A New Paper from the CPL

I’m going to turn this blog post over to Kevin Smith, archaeologist and associate museum director to introduce some exciting work using the Giddings Cape Krusenstern Collections:

Bacterial tetraether lipids in ancient bones record past climate conditions at the time of disposal“.
This paper is the outgrowth of a Seed Grant from Brown’s Vice President for Research to enable truly innovative collaborative research linking the Museum with colleagues in the department of anthropology, the Joukowsky Institute, and the Department of Earth, Environmental and Planetary Sciences to develop and test a method that allows us, for the first time ever, to take a bone from an archaeological site and pull out from it data on the temperature (and in some cases precipitation and soil pH) at the time the bone was thrown out and began to decay. Initial success in that Seed Grant led to $60,000 in additional funding to bring students into the project through UTRA grants two summers ago.
Why’s all that important, generally?
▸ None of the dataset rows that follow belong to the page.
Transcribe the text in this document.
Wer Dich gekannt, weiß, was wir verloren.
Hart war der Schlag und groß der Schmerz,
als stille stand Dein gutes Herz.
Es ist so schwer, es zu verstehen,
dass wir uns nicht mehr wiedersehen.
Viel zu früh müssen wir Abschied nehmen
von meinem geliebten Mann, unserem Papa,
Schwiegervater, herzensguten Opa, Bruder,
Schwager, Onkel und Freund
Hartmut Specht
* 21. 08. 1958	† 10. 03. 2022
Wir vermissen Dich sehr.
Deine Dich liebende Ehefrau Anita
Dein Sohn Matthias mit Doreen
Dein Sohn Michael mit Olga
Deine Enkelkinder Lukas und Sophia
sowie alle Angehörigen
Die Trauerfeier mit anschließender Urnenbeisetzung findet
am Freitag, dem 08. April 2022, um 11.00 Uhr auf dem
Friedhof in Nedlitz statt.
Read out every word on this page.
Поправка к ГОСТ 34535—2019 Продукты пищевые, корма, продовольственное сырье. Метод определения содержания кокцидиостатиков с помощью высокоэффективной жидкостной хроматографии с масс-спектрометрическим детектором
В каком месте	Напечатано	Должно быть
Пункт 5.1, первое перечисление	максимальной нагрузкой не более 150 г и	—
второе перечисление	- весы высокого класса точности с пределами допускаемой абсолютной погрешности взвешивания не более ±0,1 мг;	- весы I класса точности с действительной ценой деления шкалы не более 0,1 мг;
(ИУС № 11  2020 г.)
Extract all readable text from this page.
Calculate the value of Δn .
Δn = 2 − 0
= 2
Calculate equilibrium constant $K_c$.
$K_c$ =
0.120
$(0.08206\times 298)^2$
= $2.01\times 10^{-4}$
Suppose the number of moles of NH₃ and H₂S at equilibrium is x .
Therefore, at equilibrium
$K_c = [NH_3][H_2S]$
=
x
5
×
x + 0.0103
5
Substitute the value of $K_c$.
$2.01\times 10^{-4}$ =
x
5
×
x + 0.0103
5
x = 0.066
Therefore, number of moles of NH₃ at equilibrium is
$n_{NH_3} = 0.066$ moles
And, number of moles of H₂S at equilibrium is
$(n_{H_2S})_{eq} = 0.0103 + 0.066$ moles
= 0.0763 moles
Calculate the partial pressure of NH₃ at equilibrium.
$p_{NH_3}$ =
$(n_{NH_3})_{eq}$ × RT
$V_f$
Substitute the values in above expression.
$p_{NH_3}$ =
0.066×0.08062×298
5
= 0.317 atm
If the method holds up, it means that our colleague Yongsong Huang (here at Brown) with our help has developed a way to turn every archaeological site in the world into a new library of high-precision climate data. Potentially “ground-breaking stuff” (as one colleague has already said), and “transformative” (as another did).
Why’s it important for us? A few reasons –
  • first, the primary archaeological data that we used to test the method were bones of caribou and seals from Giddings’ excavations at Cape Krusenstern. Thus, the first test also became a demonstration that old “legacy” collections can be used for cutting-edge research and have value for current research (e.g. climate change) beyond the expectations of those who recovered them 50-60 years ago.
  • Second, from a university perspective, the Seed Grant linked us to three other departments in a research partnership that demonstrates the interdisciplinary approaches that Brown hails as a hallmark of the university’s approaches.
  • third, much of the work was done with graduate students and by six undergraduate students who we had working with us on an UTRA grant from Brown. This project gave students direct involvement in cutting-edge research, just as Giddings began the museum 60+ years ago.
  • finally, this is only the first of the papers to come from that Seed Grant and UTRA funding – two others are in preparation from the research we did through the Museum on NSF-funded grants at the sites of Gilsbakki and Surtshellir, Iceland.